De delincuente a justiciera... murmuró la voz de la sed con sorna. ¡Quién lo diría! Gruñí por lo bajo, dije que no me gustaba seguir las reglas, pero no era ninguna delincuente. Jamás había hecho nada que me colocara delante de un tribunal.

Levanté apenas la cabeza de la cama para mirar el reloj colgado sobre la puerta. Las manecillas marcaban un poco más de medio día. Caí en cuenta de que no sabía nada acerca de la ceremonia, mientras una mezcla de sentimientos de todo tipo me sacudía el estómago con furia, haciéndome levantarme de un salto. Me paré en medio de mi habitación, acariciando la alfombra circular con los dedos de los pies mientras me debatía entre salir y buscar a alguien que me orientara o correr hasta el Ala Norte y preguntar directamente a Aro. Entonces, un golpeteo de nudillos respondió a mis preguntas. Con un par de zancadas abrí la puerta para encontrarme con una muy sonriente Corin.

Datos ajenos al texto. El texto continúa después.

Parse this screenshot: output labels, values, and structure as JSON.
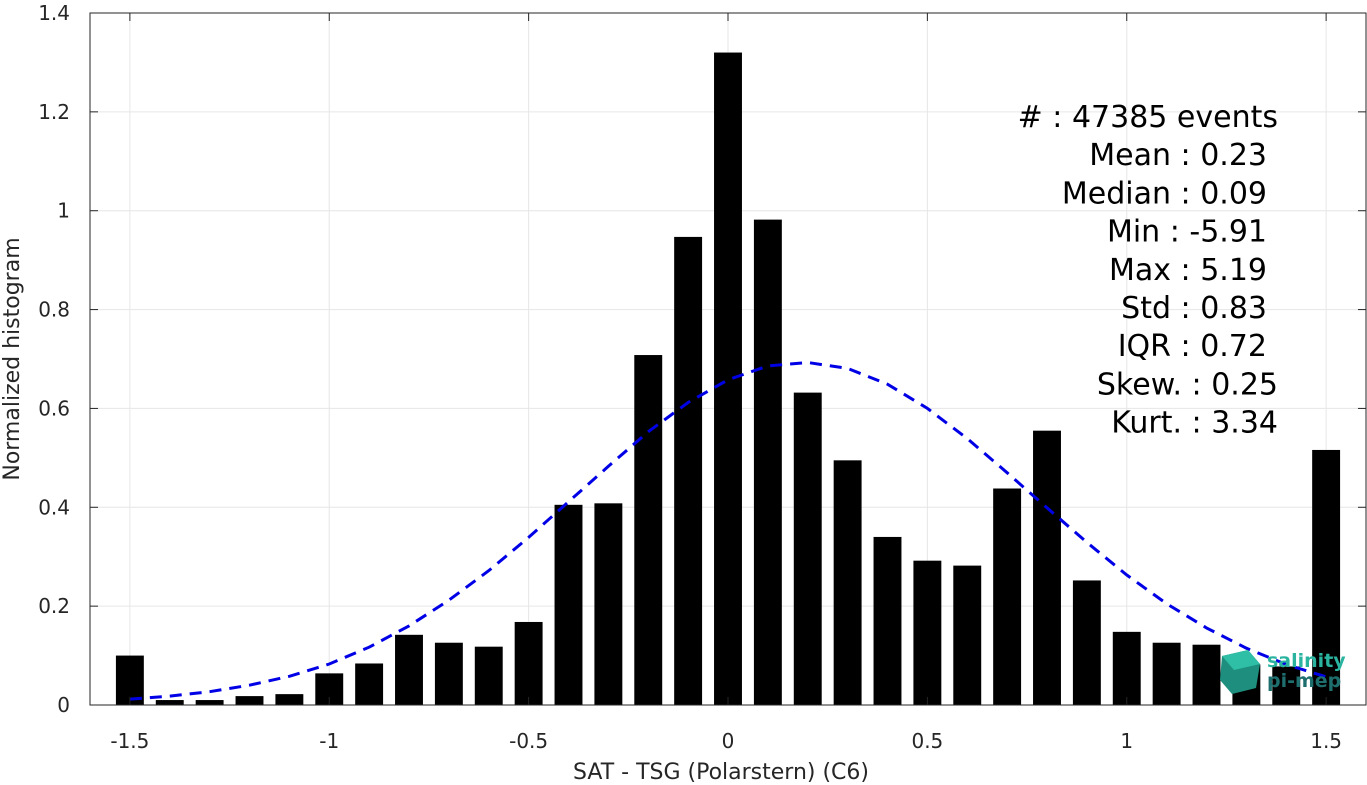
{
  "chart_data": {
    "type": "bar",
    "xlabel": "SAT - TSG (Polarstern) (C6)",
    "ylabel": "Normalized histogram",
    "xlim": [
      -1.6,
      1.6
    ],
    "ylim": [
      0,
      1.4
    ],
    "xticks": [
      -1.5,
      -1,
      -0.5,
      0,
      0.5,
      1,
      1.5
    ],
    "xtick_labels": [
      "-1.5",
      "-1",
      "-0.5",
      "0",
      "0.5",
      "1",
      "1.5"
    ],
    "yticks": [
      0,
      0.2,
      0.4,
      0.6,
      0.8,
      1,
      1.2,
      1.4
    ],
    "ytick_labels": [
      "0",
      "0.2",
      "0.4",
      "0.6",
      "0.8",
      "1",
      "1.2",
      "1.4"
    ],
    "grid": true,
    "bar_width": 0.07,
    "bar_color": "#000000",
    "bars": {
      "x": [
        -1.5,
        -1.4,
        -1.3,
        -1.2,
        -1.1,
        -1.0,
        -0.9,
        -0.8,
        -0.7,
        -0.6,
        -0.5,
        -0.4,
        -0.3,
        -0.2,
        -0.1,
        0.0,
        0.1,
        0.2,
        0.3,
        0.4,
        0.5,
        0.6,
        0.7,
        0.8,
        0.9,
        1.0,
        1.1,
        1.2,
        1.3,
        1.4,
        1.5
      ],
      "values": [
        0.1,
        0.01,
        0.01,
        0.018,
        0.022,
        0.064,
        0.084,
        0.142,
        0.126,
        0.118,
        0.168,
        0.405,
        0.408,
        0.708,
        0.947,
        1.32,
        0.982,
        0.632,
        0.495,
        0.34,
        0.292,
        0.282,
        0.438,
        0.555,
        0.252,
        0.148,
        0.126,
        0.122,
        0.082,
        0.078,
        0.516
      ]
    },
    "fit_curve": {
      "style": "dashed",
      "color": "#0000e6",
      "x": [
        -1.5,
        -1.4,
        -1.3,
        -1.2,
        -1.1,
        -1.0,
        -0.9,
        -0.8,
        -0.7,
        -0.6,
        -0.5,
        -0.4,
        -0.3,
        -0.2,
        -0.1,
        0.0,
        0.1,
        0.2,
        0.3,
        0.4,
        0.5,
        0.6,
        0.7,
        0.8,
        0.9,
        1.0,
        1.1,
        1.2,
        1.3,
        1.4,
        1.5
      ],
      "y": [
        0.012,
        0.018,
        0.027,
        0.04,
        0.058,
        0.083,
        0.117,
        0.16,
        0.212,
        0.272,
        0.339,
        0.411,
        0.483,
        0.553,
        0.612,
        0.658,
        0.686,
        0.693,
        0.681,
        0.649,
        0.6,
        0.539,
        0.47,
        0.399,
        0.329,
        0.263,
        0.205,
        0.156,
        0.115,
        0.082,
        0.057
      ]
    },
    "stats": {
      "lines": [
        "#  : 47385 events",
        "Mean : 0.23",
        "Median : 0.09",
        "Min : -5.91",
        "Max : 5.19",
        "Std : 0.83",
        "IQR : 0.72",
        "Skew. : 0.25",
        "Kurt. : 3.34"
      ]
    }
  },
  "logo": {
    "line1": "salinity",
    "line2": "pi-mep",
    "color1": "#2ab4a0",
    "color2": "#1e6e6e"
  }
}
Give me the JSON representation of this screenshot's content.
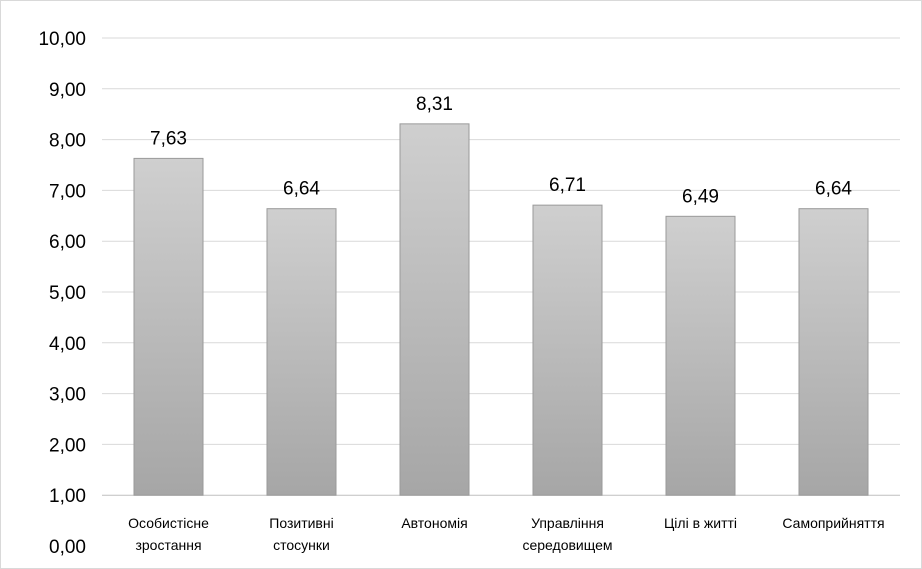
{
  "chart_data": {
    "type": "bar",
    "title": "",
    "xlabel": "",
    "ylabel": "",
    "ylim": [
      1,
      10
    ],
    "grid": true,
    "legend": "none",
    "y_tick_labels": [
      "10,00",
      "9,00",
      "8,00",
      "7,00",
      "6,00",
      "5,00",
      "4,00",
      "3,00",
      "2,00",
      "1,00",
      "0,00"
    ],
    "categories": [
      [
        "Особистісне",
        "зростання"
      ],
      [
        "Позитивні",
        "стосунки"
      ],
      [
        "Автономія"
      ],
      [
        "Управління",
        "середовищем"
      ],
      [
        "Цілі в житті"
      ],
      [
        "Самоприйняття"
      ]
    ],
    "values": [
      7.63,
      6.64,
      8.31,
      6.71,
      6.49,
      6.64
    ],
    "data_labels": [
      "7,63",
      "6,64",
      "8,31",
      "6,71",
      "6,49",
      "6,64"
    ],
    "colors": {
      "bar_top": "#cfcfcf",
      "bar_bottom": "#a6a6a6",
      "bar_stroke": "#9a9a9a",
      "grid": "#d9d9d9"
    }
  }
}
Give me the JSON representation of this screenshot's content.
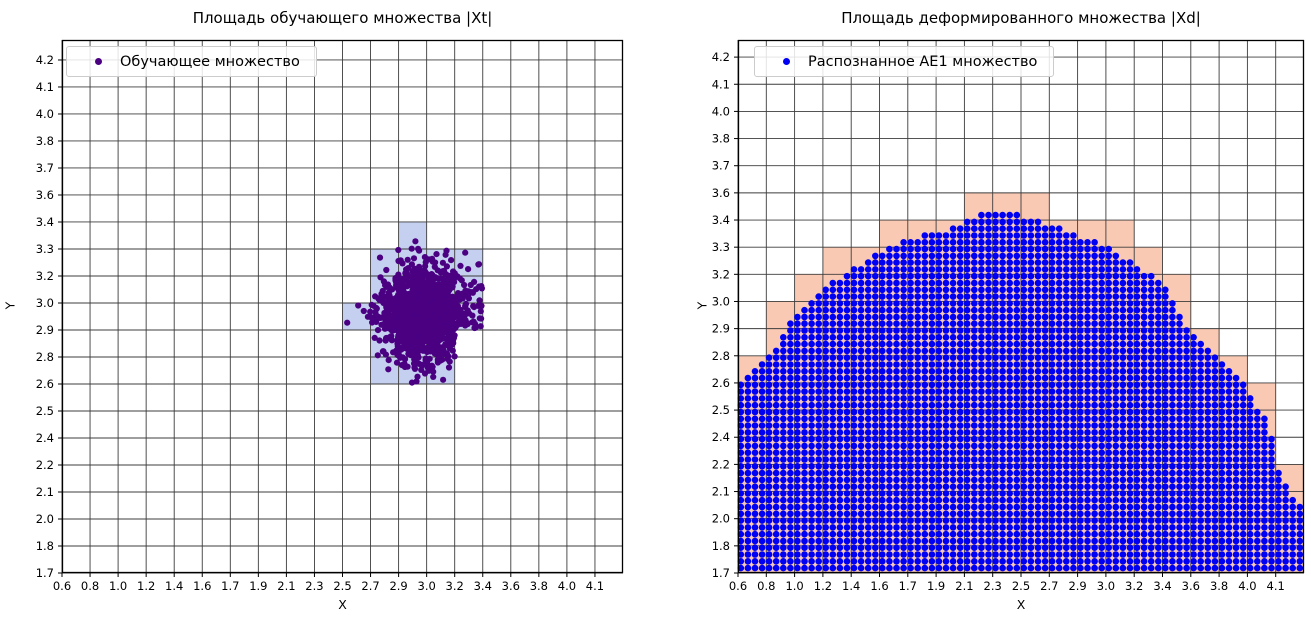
{
  "chart_data": [
    {
      "type": "scatter",
      "title": "Площадь обучающего множества |Xt|",
      "xlabel": "X",
      "ylabel": "Y",
      "grid": true,
      "legend_position": "upper left",
      "x_tick_labels": [
        "0.6",
        "0.8",
        "1.0",
        "1.2",
        "1.4",
        "1.6",
        "1.7",
        "1.9",
        "2.1",
        "2.3",
        "2.5",
        "2.7",
        "2.9",
        "3.0",
        "3.2",
        "3.4",
        "3.6",
        "3.8",
        "4.0",
        "4.1"
      ],
      "y_tick_labels": [
        "1.7",
        "1.8",
        "2.0",
        "2.1",
        "2.2",
        "2.4",
        "2.5",
        "2.6",
        "2.8",
        "2.9",
        "3.0",
        "3.2",
        "3.3",
        "3.4",
        "3.6",
        "3.7",
        "3.8",
        "4.0",
        "4.1",
        "4.2"
      ],
      "legend": [
        {
          "label": "Обучающее множество",
          "marker_color": "#4B0082"
        }
      ],
      "cell_fill_color": "#C5CFF0",
      "highlight_cells": [
        [
          12,
          12
        ],
        [
          11,
          11
        ],
        [
          12,
          11
        ],
        [
          13,
          11
        ],
        [
          14,
          11
        ],
        [
          11,
          10
        ],
        [
          12,
          10
        ],
        [
          13,
          10
        ],
        [
          14,
          10
        ],
        [
          10,
          9
        ],
        [
          11,
          9
        ],
        [
          12,
          9
        ],
        [
          13,
          9
        ],
        [
          14,
          9
        ],
        [
          11,
          8
        ],
        [
          12,
          8
        ],
        [
          13,
          8
        ],
        [
          11,
          7
        ],
        [
          12,
          7
        ],
        [
          13,
          7
        ]
      ],
      "cluster": {
        "center_x_label": "3.0",
        "center_y_label": "3.0",
        "center_cell_x": 13.0,
        "center_cell_y": 9.6,
        "sigma_cells_x": 0.82,
        "sigma_cells_y": 0.85,
        "n_points": 1400,
        "point_color": "#4B0082",
        "point_radius_px": 3.1
      }
    },
    {
      "type": "scatter",
      "title": "Площадь деформированного множества |Xd|",
      "xlabel": "X",
      "ylabel": "Y",
      "grid": true,
      "legend_position": "upper left",
      "x_tick_labels": [
        "0.6",
        "0.8",
        "1.0",
        "1.2",
        "1.4",
        "1.6",
        "1.7",
        "1.9",
        "2.1",
        "2.3",
        "2.5",
        "2.7",
        "2.9",
        "3.0",
        "3.2",
        "3.4",
        "3.6",
        "3.8",
        "4.0",
        "4.1"
      ],
      "y_tick_labels": [
        "1.7",
        "1.8",
        "2.0",
        "2.1",
        "2.2",
        "2.4",
        "2.5",
        "2.6",
        "2.8",
        "2.9",
        "3.0",
        "3.2",
        "3.3",
        "3.4",
        "3.6",
        "3.7",
        "3.8",
        "4.0",
        "4.1",
        "4.2"
      ],
      "legend": [
        {
          "label": "Распознанное AE1 множество",
          "marker_color": "#0000F2"
        }
      ],
      "cell_fill_color": "#FAC9B4",
      "region_boundary": {
        "u": [
          0,
          1,
          2,
          3,
          4,
          5,
          6,
          7,
          8.0,
          8.15,
          8.5,
          9.8,
          10.1,
          10.5,
          10.9,
          12,
          13,
          14,
          15,
          16,
          17,
          18,
          18.4,
          18.8,
          19,
          19.4,
          20
        ],
        "f": [
          7.05,
          7.95,
          9.6,
          10.6,
          11.3,
          11.9,
          12.35,
          12.7,
          12.9,
          13.2,
          13.3,
          13.3,
          13.2,
          13.1,
          13.0,
          12.55,
          12.1,
          11.5,
          10.8,
          8.95,
          7.95,
          6.9,
          6.05,
          5.55,
          3.95,
          3.3,
          2.4
        ]
      },
      "lattice": {
        "du": 0.25,
        "dv": 0.25,
        "u0": 0.1,
        "v0": 0.18,
        "point_color": "#0000F2",
        "point_radius_px": 3.3
      }
    }
  ]
}
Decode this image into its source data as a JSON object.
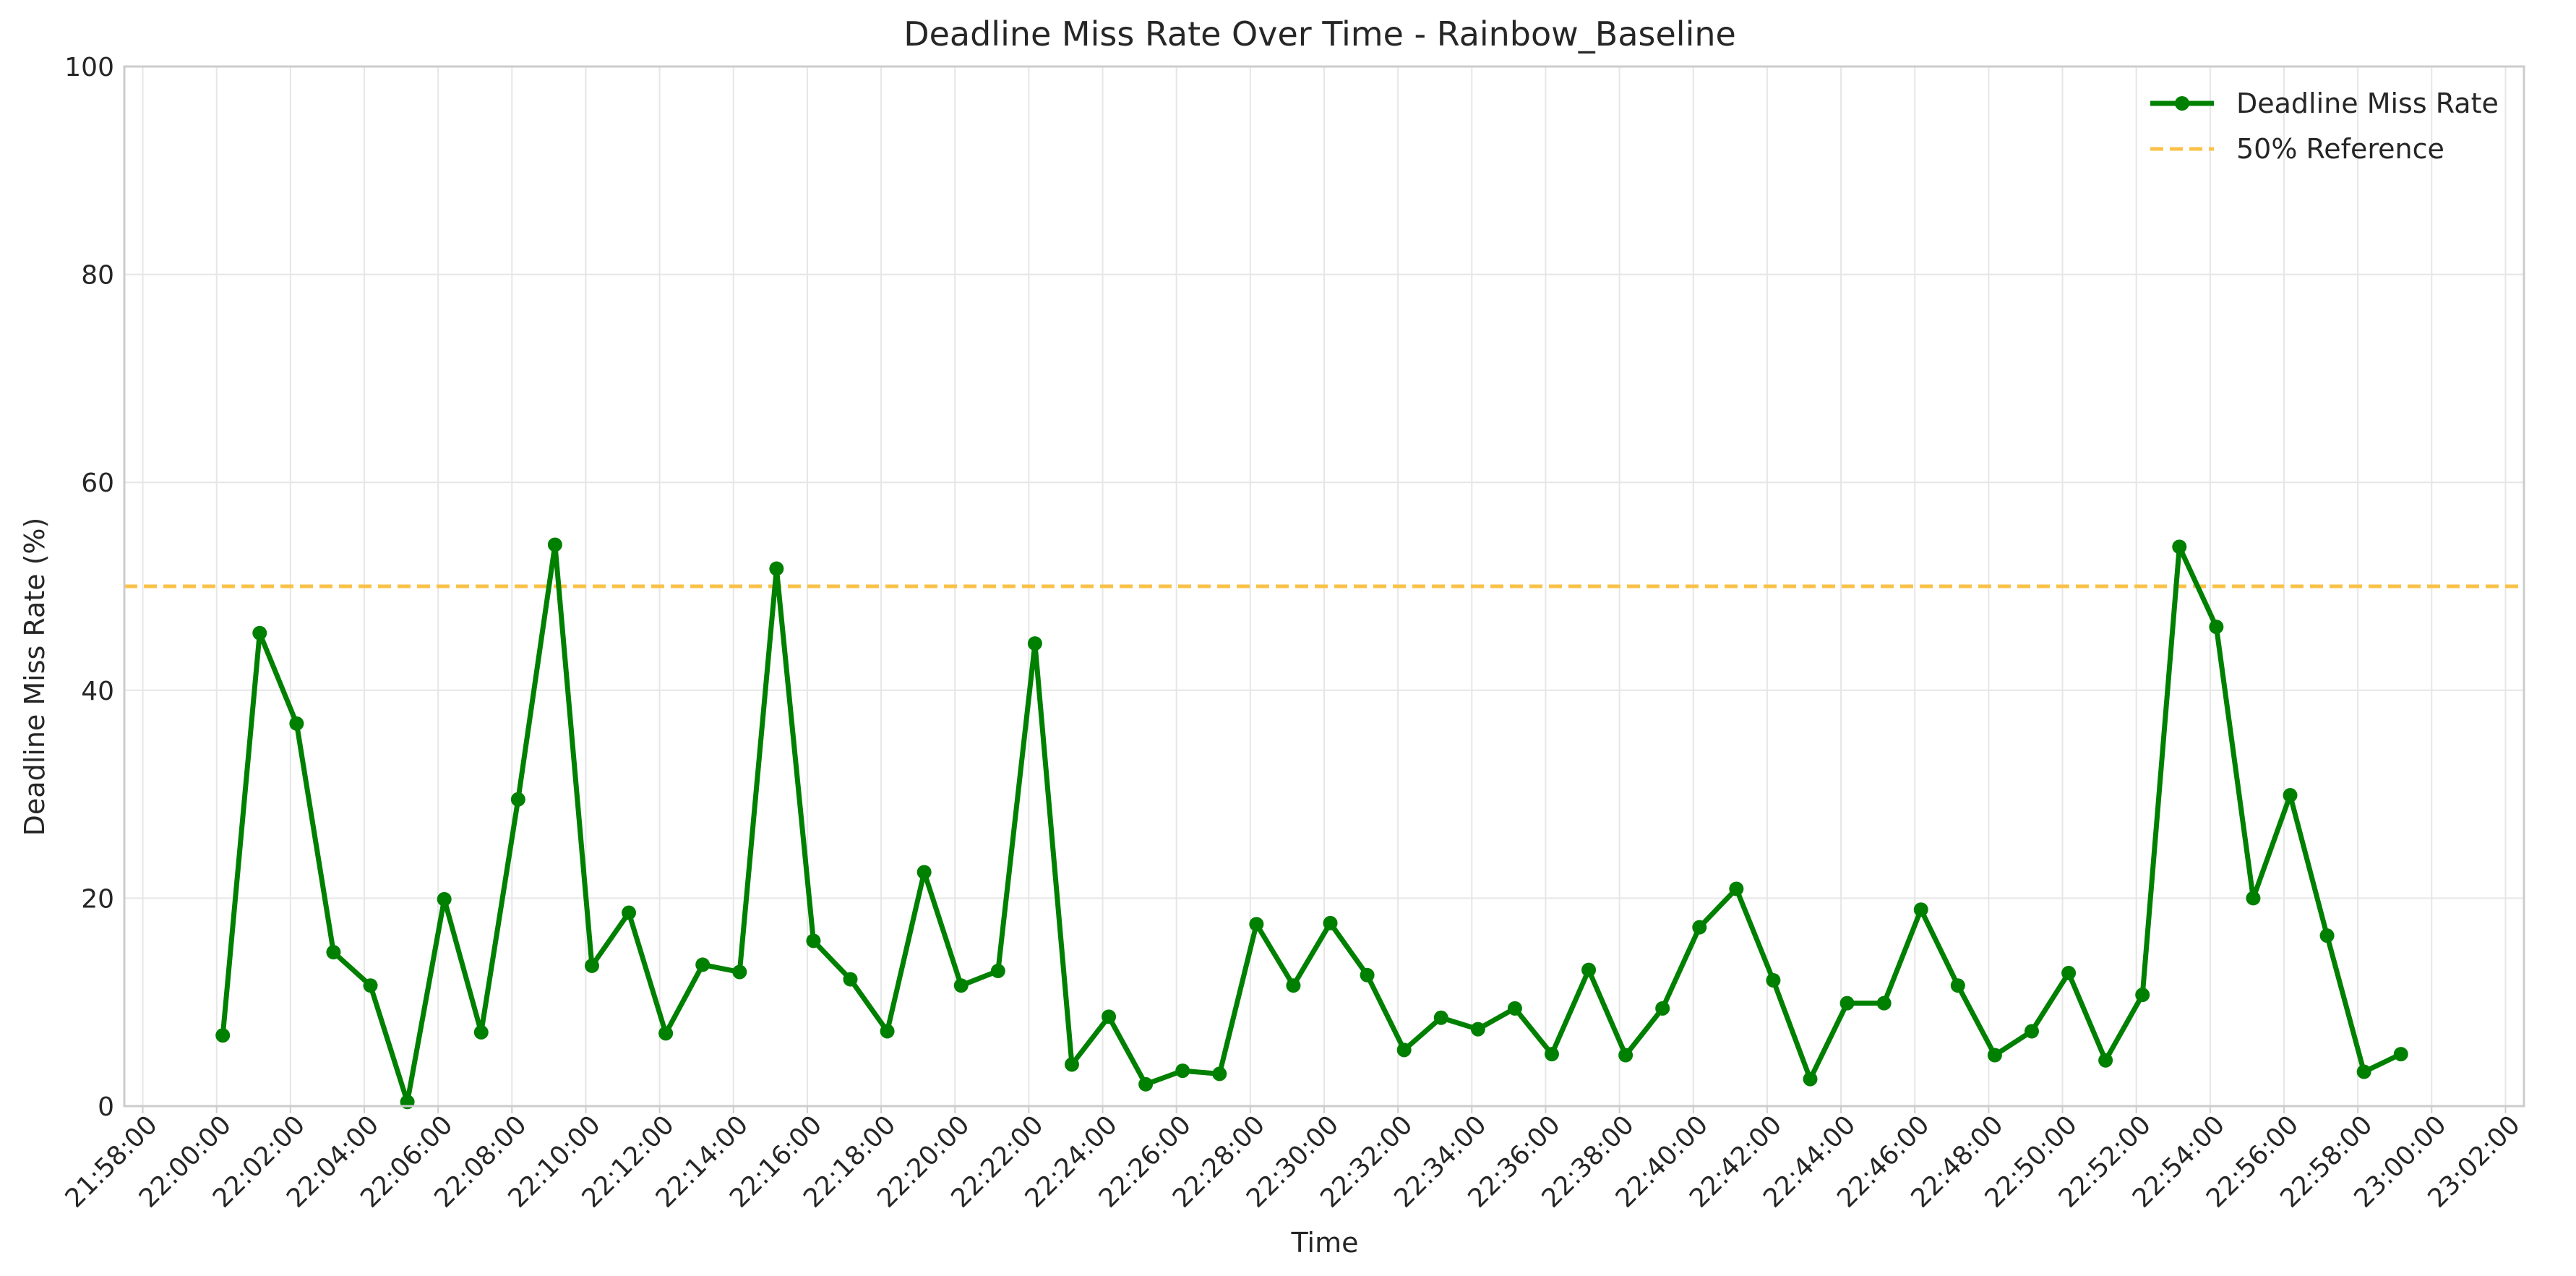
{
  "chart_data": {
    "type": "line",
    "title": "Deadline Miss Rate Over Time - Rainbow_Baseline",
    "xlabel": "Time",
    "ylabel": "Deadline Miss Rate (%)",
    "ylim": [
      0,
      100
    ],
    "yticks": [
      0,
      20,
      40,
      60,
      80,
      100
    ],
    "xlim_minutes": [
      -2.5,
      62.5
    ],
    "xticks": [
      "21:58:00",
      "22:00:00",
      "22:02:00",
      "22:04:00",
      "22:06:00",
      "22:08:00",
      "22:10:00",
      "22:12:00",
      "22:14:00",
      "22:16:00",
      "22:18:00",
      "22:20:00",
      "22:22:00",
      "22:24:00",
      "22:26:00",
      "22:28:00",
      "22:30:00",
      "22:32:00",
      "22:34:00",
      "22:36:00",
      "22:38:00",
      "22:40:00",
      "22:42:00",
      "22:44:00",
      "22:46:00",
      "22:48:00",
      "22:50:00",
      "22:52:00",
      "22:54:00",
      "22:56:00",
      "22:58:00",
      "23:00:00",
      "23:02:00"
    ],
    "grid": true,
    "legend_position": "top-right",
    "series": [
      {
        "name": "Deadline Miss Rate",
        "color": "#008000",
        "x": [
          "22:00:10",
          "22:01:10",
          "22:02:10",
          "22:03:10",
          "22:04:10",
          "22:05:10",
          "22:06:10",
          "22:07:10",
          "22:08:10",
          "22:09:10",
          "22:10:10",
          "22:11:10",
          "22:12:10",
          "22:13:10",
          "22:14:10",
          "22:15:10",
          "22:16:10",
          "22:17:10",
          "22:18:10",
          "22:19:10",
          "22:20:10",
          "22:21:10",
          "22:22:10",
          "22:23:10",
          "22:24:10",
          "22:25:10",
          "22:26:10",
          "22:27:10",
          "22:28:10",
          "22:29:10",
          "22:30:10",
          "22:31:10",
          "22:32:10",
          "22:33:10",
          "22:34:10",
          "22:35:10",
          "22:36:10",
          "22:37:10",
          "22:38:10",
          "22:39:10",
          "22:40:10",
          "22:41:10",
          "22:42:10",
          "22:43:10",
          "22:44:10",
          "22:45:10",
          "22:46:10",
          "22:47:10",
          "22:48:10",
          "22:49:10",
          "22:50:10",
          "22:51:10",
          "22:52:10",
          "22:53:10",
          "22:54:10",
          "22:55:10",
          "22:56:10",
          "22:57:10",
          "22:58:10",
          "22:59:10"
        ],
        "values": [
          6.8,
          45.5,
          36.8,
          14.8,
          11.6,
          0.4,
          19.9,
          7.1,
          29.5,
          54.0,
          13.5,
          18.6,
          7.0,
          13.6,
          12.9,
          51.7,
          15.9,
          12.2,
          7.2,
          22.5,
          11.6,
          13.0,
          44.5,
          4.0,
          8.6,
          2.1,
          3.4,
          3.1,
          17.5,
          11.6,
          17.6,
          12.6,
          5.4,
          8.5,
          7.4,
          9.4,
          5.0,
          13.1,
          4.9,
          9.4,
          17.2,
          20.9,
          12.1,
          2.6,
          9.9,
          9.9,
          18.9,
          11.6,
          4.9,
          7.2,
          12.8,
          4.4,
          10.7,
          53.8,
          46.1,
          20.0,
          29.9,
          16.4,
          3.3,
          5.0
        ]
      },
      {
        "name": "50% Reference",
        "color": "#FBC147",
        "style": "dashed",
        "y": 50
      }
    ]
  }
}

- Buen día- saludó la vampiresa levantando los brazos alegremente y elevando su voz una octava en un perfecto canturreo.

- Buen día – respondí sin elevar la voz pero con una ancha sonrisa y con un vago gesto le indiqué que entrara.

La vampiresa atravesó la puerta con gracia y se encaminó al diván. Una vez sentada contestó a la preguntaba que yo no había hecho:

- Aro me envía- dijo con una sonrisa mientras cruzaba las largas piernas.- La ceremonia se efectuará en la Sala de Juicios antes del atardecer.

Asentí complacida, y agradecí mentalmente que Aro estuviera enterado de todo, solo por este momento, cabe destacar. El hecho de que todos mis pensamientos quedarán al descubierto con un simple roce no era nada agradable. ¿Dónde quedaba la privacidad? Me alejé del tema, y por tener algo que hacer, me senté en la cama con las piernas estiradas. Corin comenzó a hablar explicando cada detalle de la dichosa ceremonia de ingreso. Me sentí mucho más tranquila al descubrir que me enfrentaba a un protocolo sencillo que no dejaba lugar a extravagancias.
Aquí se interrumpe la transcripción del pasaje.